The word ‘outsourcing’ is common parlance in both the public and private sectors, but the practice of ‘insourcing’ has received relatively little attention.
APSE embarked upon its examination of the trend towards insourcing – or returning to delivery of services by in-house providers – before the effects of the global economic downturn were fully evident. The crisis we are now experiencing makes the need to rethink largely unchallenged assumptions about the effectiveness of outsourcing more pressing – and our examination of the insourcing phenomena more pertinent than ever. Instability in world markets will mean private companies who have been delivering local authority services may be more vulnerable to mergers and acquisitions and will find it increasingly difficult to secure investment; recent reports suggest that this is placing partnerships with the public sector under threat.
In such uncertain times, public sector procurers require flexibility, rather than being locked into long-term contractual arrangements that are costly to change. Councils need to be confident that whoever delivers services to communities is fully accountable and financially robust. And they need to be able to retain control over services, offer local training and employment opportunities and prevent public funds leaking out of local areas in the form of profits to shareholders. It is our belief that in-house services can best meet all these needs. While it has become accepted wisdom that when services are outsourced they will inevitably continue to be provided externally, there is mounting evidence that councils have been bringing services back in-house and are continuing to do so.

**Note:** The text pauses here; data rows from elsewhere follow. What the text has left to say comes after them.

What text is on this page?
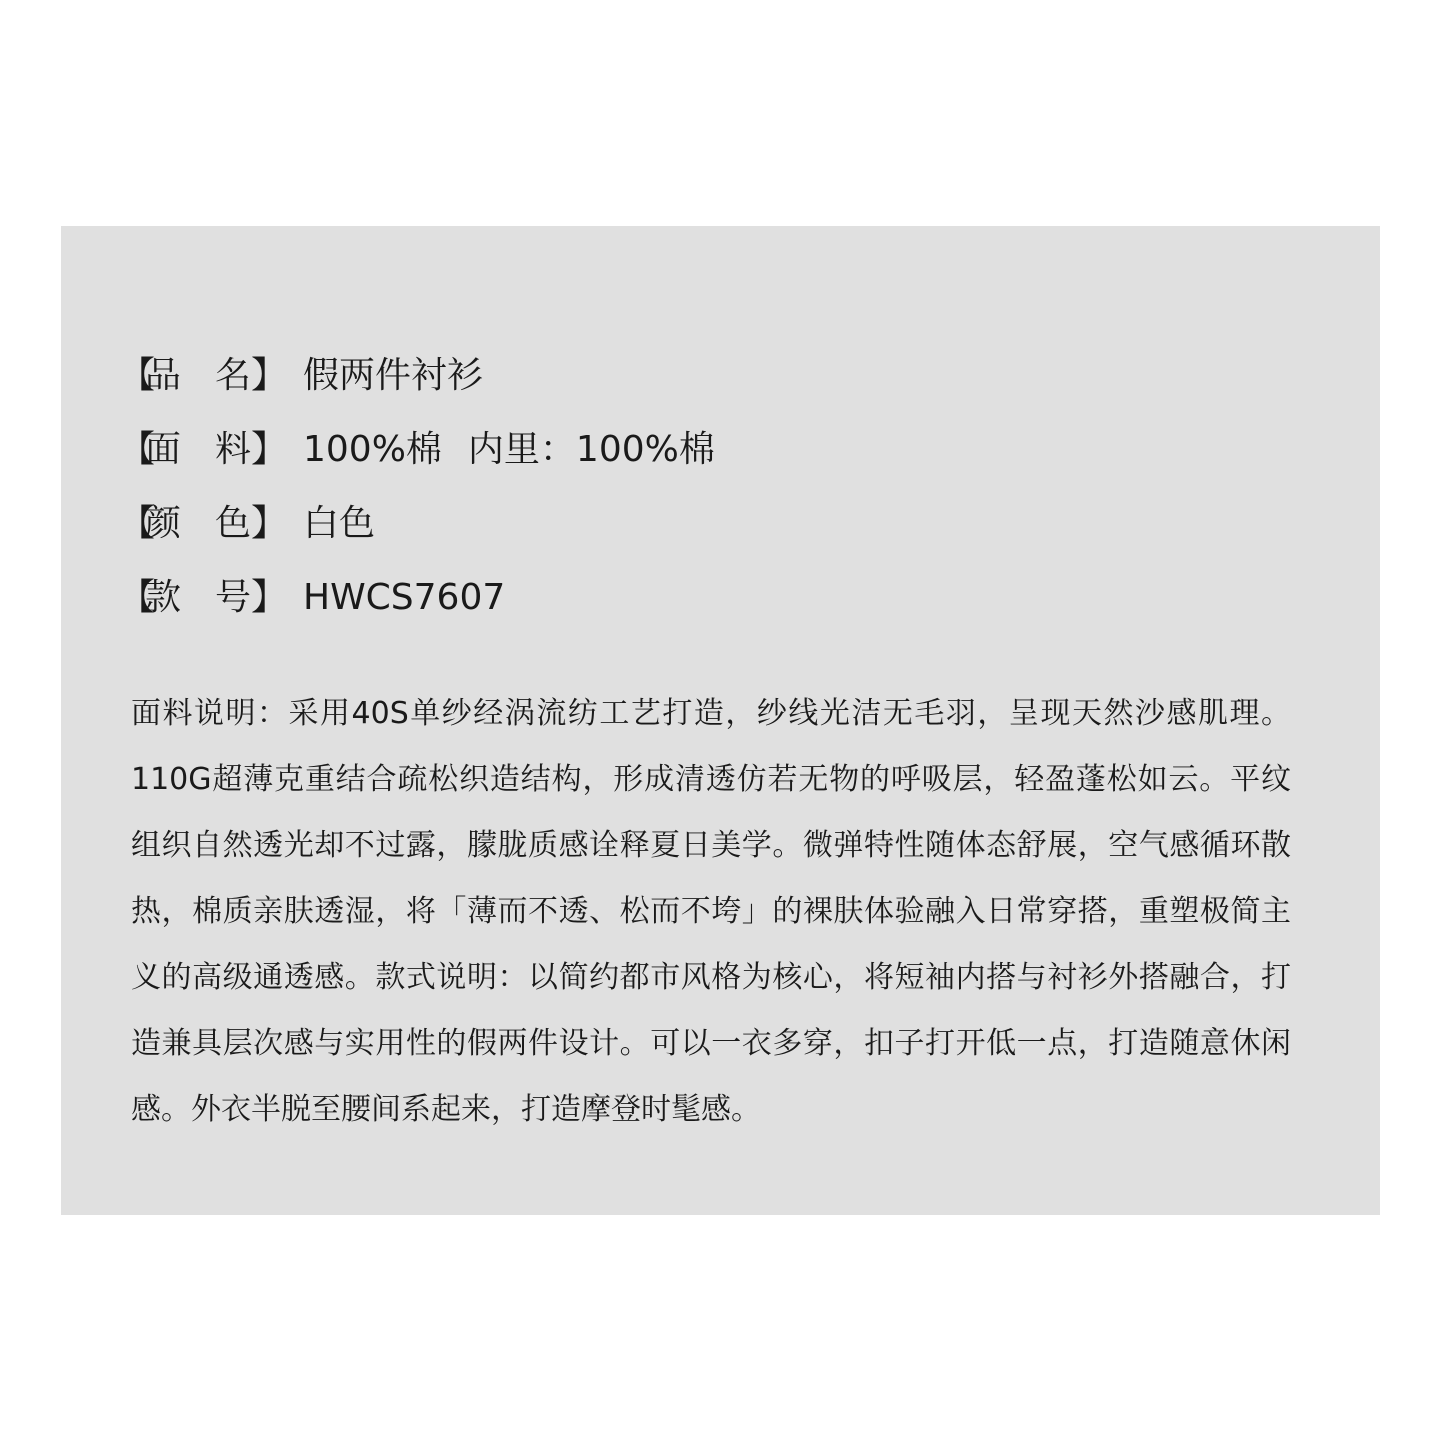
【
品 名 】 假两件衬衫
【
面 料 】 100%棉 内里：100%棉
【
颜 色 】 白色
【
款 号 】 HWCS7607

面料说明：采用40S单纱经涡流纺工艺打造，纱线光洁无毛羽，呈现天然沙感肌理。110G超薄克重结合疏松织造结构，形成清透仿若无物的呼吸层，轻盈蓬松如云。平纹组织自然透光却不过露，朦胧质感诠释夏日美学。微弹特性随体态舒展，空气感循环散热，棉质亲肤透湿，将「薄而不透、松而不垮」的裸肤体验融入日常穿搭，重塑极简主义的高级通透感。款式说明：以简约都市风格为核心，将短袖内搭与衬衫外搭融合，打造兼具层次感与实用性的假两件设计。可以一衣多穿，扣子打开低一点，打造随意休闲感。外衣半脱至腰间系起来，打造摩登时髦感。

The Department for Business Enterprise and Regulatory Reform (BERR) Public Services Industry Review, published in July 2008, said there were “clear benefits” to taxpayers in opening up public services to competition, and recommends more outsourcing of public services to private and voluntary organisations. However, APSE’s research would suggest that this is far from the case. Here we set out equally compelling reasons both for retaining services in-house and, where there is a good strategic and operational case, for bringing services back in-house from the private and third sectors.
We are not suggesting that in-house services are, or should, be the only method of service delivery available to local authorities. We do however, wish to set the record straight and provide an appraisal of the benefits of in-house provision to counterbalance vested interests seeking only to promote a one size fits all solution. In this we have some useful allies, not least researchers from the United States and Deloittes, whose 2005 report Calling a Change in the Outsourcing Market found limitations to the outsourcing drive in public services and evidence of public and private sector bodies bringing work back in-house.
The Department for Communities and Local Government’s latest Statutory Guidance on Creating Strong, Safe and Prosperous Communities says councils should “regularly and rigorously assess and review the competitiveness” of services against “similar services provided by other statutory bodies, local authorities and other service providers”. Many councils already adopt this approach, and where externally provided services are found wanting, local authorities have considered the in-house option as a means of achieving their wider community leadership responsibilities.
Significantly, APSE’s research shows insourcing is happening for practical reasons as opposed to any ideological stance. Our investigation demonstrates that councils are finding insourcing a realistic service delivery option that can: ensure service continuity, address issues of poor performance; build flexibility and integration into the service delivery chain; and provide more accountable local services. I hope you will find the research informative and that it will provide a useful guide for those local authorities that are considering insourcing services.